Sen. James Lankdford and Rep. Tom Cole, Oklahoma Republicans, led their state congressional delegation, joined by Louisiana, Montana and Mississippi senators and nine House members, in asking SCOTUS to take Oklahoma's case.

The feds have recently contradicted themselves on their interpretation of conscience protections, the brief argues, pointing to ongoing litigation over Idaho's elective ban and outgoing HHS Secretary Xavier Becerra testifying that a state that lost Title X funds over abortion referrals couldn't get them back by offering the call-in number.

Congress passed the Weldon Amendment "as a broad conscience protection to fill in the gaps of existing conscience laws, especially for health care institutions," it protects "all objections" to abortion referrals regardless of reason, and legal precedents interpret objections "from the perspective of the objector" – their sincerity, they said.

It was exceedingly specific with new conscience protections in the three decades before the Weldon Amendment, which blew open the doors to "any other kind of health care facility, organization or plan" that Congress didn't specifically name, applies to "all HHS appropriations" and prevents entanglement with abortion in any way, the brief states.

Before the amendment, objectors were repeatedly forced to perform abortions, denied licenses and approvals for refusing and even banned from conditioning the sale of their property on non-abortion purposes, members said, citing examples from Alaska to New Jersey.

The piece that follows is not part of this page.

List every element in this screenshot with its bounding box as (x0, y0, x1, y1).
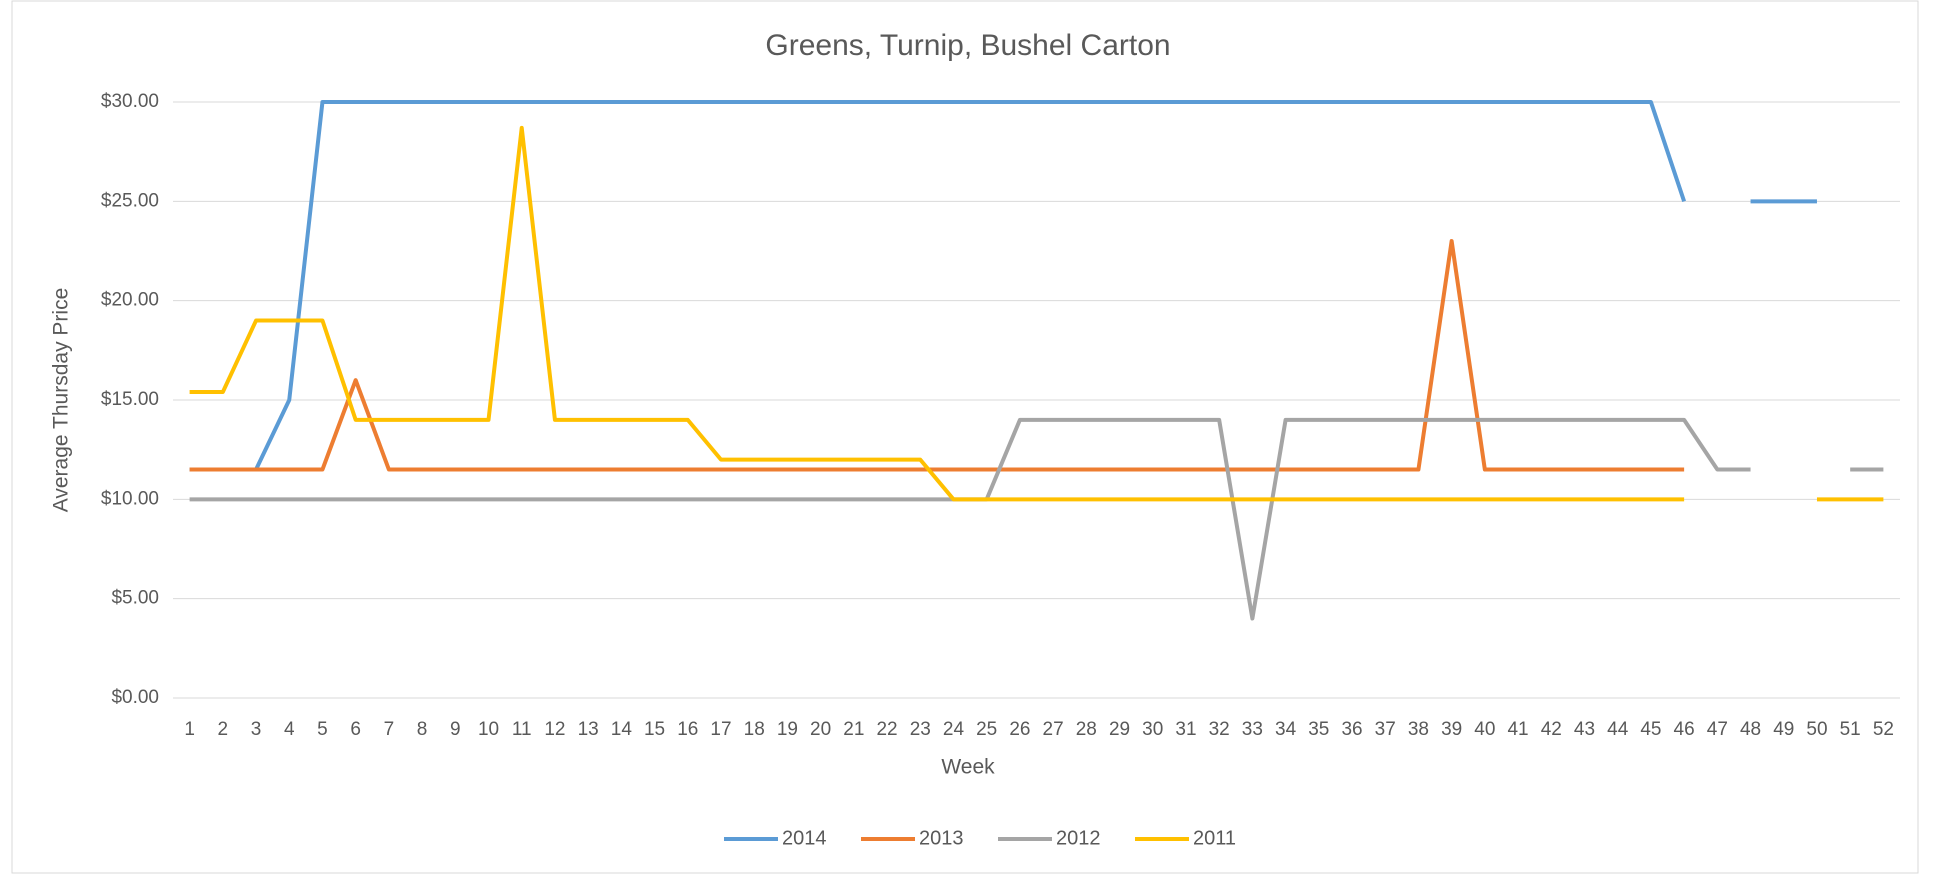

And since Congress didn't define what "refer for abortion" means, it did not limit the amendment's scope to "what Congress views as an abortion referral," meaning the 10th Circuit exceeded conscience case law by "analyzing whether the belief is rational" – Oklahoma's view that the call-in number represents an abortion referral, the members said.

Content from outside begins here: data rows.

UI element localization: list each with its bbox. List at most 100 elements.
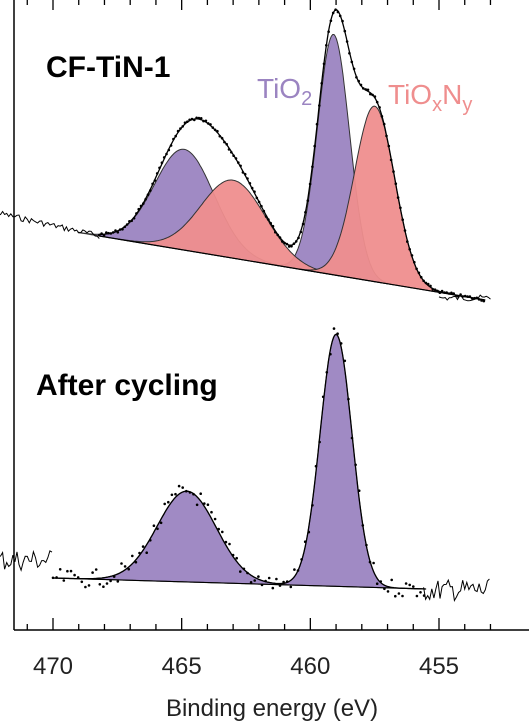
raw-data-point [248,182,252,185]
raw-data-point [436,289,439,293]
raw-data-point [163,502,166,506]
raw-data-point [149,539,152,542]
raw-data-point [188,118,191,122]
raw-data-point [228,542,231,546]
panel-after-cycling [0,327,490,602]
raw-data-point [181,125,184,128]
raw-data-point [336,10,340,14]
raw-data-point [224,540,228,544]
raw-data-point [329,19,333,23]
raw-data-point [413,260,416,264]
raw-data-point [167,500,170,504]
raw-data-point [459,293,462,296]
raw-data-point [336,332,339,336]
raw-data-point [293,568,296,571]
raw-data-point [80,580,84,584]
raw-data-point [193,118,196,122]
raw-data-point [373,95,377,98]
raw-data-point [217,527,220,531]
raw-data-point [339,342,343,345]
raw-data-point [424,281,428,285]
raw-data-point [364,88,368,91]
raw-data-point [368,560,372,564]
raw-data-point [149,189,152,192]
raw-data-point [264,579,267,583]
raw-data-point [239,164,242,168]
raw-data-point [361,524,365,527]
raw-data-point [105,231,108,234]
raw-data-point [454,294,458,298]
raw-data-point [318,440,321,444]
raw-data-point [213,517,217,521]
raw-data-point [269,221,273,225]
raw-data-point [332,327,336,330]
raw-data-point [249,581,253,584]
raw-data-point [100,232,103,235]
raw-data-point [306,199,310,202]
raw-data-point [348,52,351,55]
raw-data-point [318,104,321,107]
raw-data-point [225,142,228,146]
raw-data-point [76,576,80,579]
raw-data-point [468,295,472,298]
legend-label-tioxny: TiOxNy [388,79,472,116]
raw-data-point [457,295,460,298]
raw-data-point [345,40,349,43]
legend-label-tio2-base: TiO [257,73,301,104]
raw-data-point [111,231,115,234]
raw-data-point [275,577,278,581]
raw-data-point [433,288,437,292]
raw-data-point [431,288,435,291]
raw-data-point [301,222,305,226]
raw-data-point [327,30,330,33]
raw-data-point [216,129,219,133]
raw-data-point [338,14,342,18]
raw-data-point [276,233,280,237]
raw-data-point [285,580,289,583]
raw-data-point [253,190,256,193]
raw-data-point [362,87,365,90]
raw-data-point [440,289,444,293]
raw-data-point [116,231,120,234]
raw-data-point [271,224,275,228]
raw-data-point [116,580,120,583]
raw-data-point [380,115,384,118]
raw-data-point [410,254,414,257]
raw-data-point [475,296,479,300]
raw-data-point [282,580,285,584]
raw-data-point [114,229,117,232]
raw-data-point [290,245,293,248]
raw-data-point [188,491,192,494]
raw-data-point [321,395,325,399]
raw-data-point [125,223,129,226]
raw-data-point [366,88,370,92]
raw-data-point [98,583,102,586]
raw-data-point [378,106,381,109]
raw-data-point [192,492,195,496]
raw-data-point [227,148,231,151]
legend-label-tio2-sub: 2 [301,88,312,110]
raw-data-point [183,121,187,124]
raw-data-point [153,179,157,182]
raw-data-point [118,228,122,231]
raw-data-point [445,291,449,294]
raw-data-point [390,578,394,582]
panel-label-after-cycling: After cycling [36,369,218,402]
raw-data-point [304,211,307,214]
raw-data-point [450,291,453,295]
raw-data-point [477,298,481,301]
raw-data-point [271,586,275,590]
raw-data-point [181,486,184,489]
raw-data-point [151,182,154,186]
raw-data-point [267,576,271,580]
raw-data-right [423,578,490,602]
peak-tio2-1 [80,490,294,586]
raw-data-point [206,503,210,507]
raw-data-point [137,207,140,211]
raw-data-point [220,136,224,140]
x-axis-title: Binding energy (eV) [166,695,378,722]
raw-data-point [211,126,215,129]
raw-data-point [165,152,168,156]
raw-data-point [343,359,347,363]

Left unchecked, federal agencies could gut the Weldon Amendment by unilaterally reinterpreting terms such as "elective," overruling a sincere objection by claiming a mother's mental health means the abortion is medically necessary, the brief says.

The American Association of Pro-Life Obstetricians and Gynecologists, joined by Christian and Catholic medical groups, accused the 10th Circuit of misreading the high court's Loper Bright ruling that overturned Chevron deference by declining to determine "the best reading of a statute," rather than approving an agency's "permissible" reading.

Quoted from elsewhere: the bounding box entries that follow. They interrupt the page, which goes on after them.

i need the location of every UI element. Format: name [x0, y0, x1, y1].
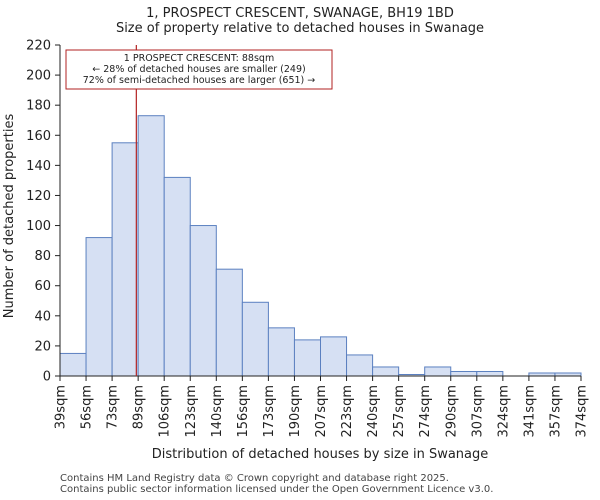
x-tick-label: 123sqm — [184, 385, 199, 438]
x-axis-ticks: 39sqm 56sqm 73sqm 89sqm 106sqm 123sqm 140sqm 15… — [54, 376, 590, 438]
bar-123sqm — [189, 225, 217, 377]
y-tick-label: 180 — [26, 99, 51, 114]
y-tick-label: 20 — [34, 339, 51, 354]
x-tick-label: 290sqm — [444, 385, 459, 438]
y-tick-label: 120 — [26, 189, 51, 204]
y-tick-label: 80 — [34, 249, 51, 264]
x-axis-label: Distribution of detached houses by size … — [152, 447, 489, 462]
bar-190sqm — [293, 339, 322, 377]
y-tick-label: 40 — [34, 309, 51, 324]
bar-223sqm — [346, 354, 374, 377]
x-tick-label: 140sqm — [210, 385, 225, 438]
bar-39sqm — [59, 352, 87, 377]
bar-207sqm — [320, 336, 348, 377]
x-tick-label: 106sqm — [158, 385, 173, 438]
x-tick-label: 307sqm — [470, 385, 485, 438]
bar-140sqm — [215, 268, 243, 377]
y-axis-ticks: 0 20 40 60 80 100 120 140 160 180 200 220 — [26, 39, 60, 385]
footer-line-1: Contains HM Land Registry data © Crown c… — [60, 473, 449, 484]
x-tick-label: 357sqm — [549, 385, 564, 438]
x-tick-label: 207sqm — [314, 385, 329, 438]
y-tick-label: 220 — [26, 39, 51, 54]
x-tick-label: 274sqm — [418, 385, 433, 438]
bar-56sqm — [85, 237, 113, 377]
bar-73sqm — [111, 142, 139, 377]
annotation-line-3: 72% of semi-detached houses are larger (… — [83, 75, 316, 86]
y-tick-label: 60 — [34, 279, 51, 294]
annotation-box: 1 PROSPECT CRESCENT: 88sqm ← 28% of deta… — [65, 49, 333, 90]
x-tick-label: 173sqm — [262, 385, 277, 438]
annotation-line-2: ← 28% of detached houses are smaller (24… — [92, 64, 305, 75]
footer-line-2: Contains public sector information licen… — [60, 484, 494, 495]
bar-106sqm — [163, 176, 191, 377]
y-tick-label: 100 — [26, 219, 51, 234]
x-tick-label: 89sqm — [132, 385, 147, 429]
y-tick-label: 200 — [26, 69, 51, 84]
x-tick-label: 257sqm — [392, 385, 407, 438]
chart-title: 1, PROSPECT CRESCENT, SWANAGE, BH19 1BD — [146, 6, 454, 21]
bar-274sqm — [424, 366, 452, 377]
bar-173sqm — [267, 327, 295, 377]
bar-307sqm — [476, 370, 504, 377]
annotation-border — [65, 49, 333, 90]
bar-89sqm — [137, 115, 165, 377]
x-tick-label: 56sqm — [80, 385, 95, 429]
x-tick-label: 156sqm — [236, 385, 251, 438]
bar-156sqm — [241, 301, 269, 377]
x-tick-label: 73sqm — [106, 385, 121, 429]
x-tick-label: 223sqm — [340, 385, 355, 438]
annotation-line-1: 1 PROSPECT CRESCENT: 88sqm — [124, 53, 274, 64]
x-tick-label: 190sqm — [288, 385, 303, 438]
y-axis-label: Number of detached properties — [2, 114, 17, 319]
chart-subtitle: Size of property relative to detached ho… — [116, 21, 484, 36]
bar-240sqm — [372, 366, 400, 377]
bar-290sqm — [450, 370, 478, 377]
x-tick-label: 324sqm — [496, 385, 511, 438]
bars-group — [59, 115, 582, 377]
y-tick-label: 140 — [26, 159, 51, 174]
x-tick-label: 240sqm — [366, 385, 381, 438]
x-tick-label: 341sqm — [522, 385, 537, 438]
x-tick-label: 374sqm — [575, 385, 590, 438]
y-tick-label: 0 — [43, 370, 51, 385]
x-tick-label: 39sqm — [54, 385, 69, 429]
y-tick-label: 160 — [26, 129, 51, 144]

HHS tried to have its cake and eat it too, telling healthcare providers they "may be able to obtain some relief" to follow their conscience "but only after their rights have been violated," making them complicit in "what they view as a gravely immoral procedure," the brief says.

The 10th Circuit wrongly conditioned the definition of an abortion referral on the result of a woman calling the phone number Oklahoma refused to provide, the groups said. "A healthcare provider doesn't need to wait to check whether the procedure is obtained to know that she referred her patient to another provider," the groups argue in their 25-page petition to the high court.

The two-judge majority had to ignore HHS's own description of the call-in number as an abortion referral to call it "neutral," the groups noted. "Indeed, there is a world of difference between telling a patient what an abortion is" and telling her "where to go to obtain one."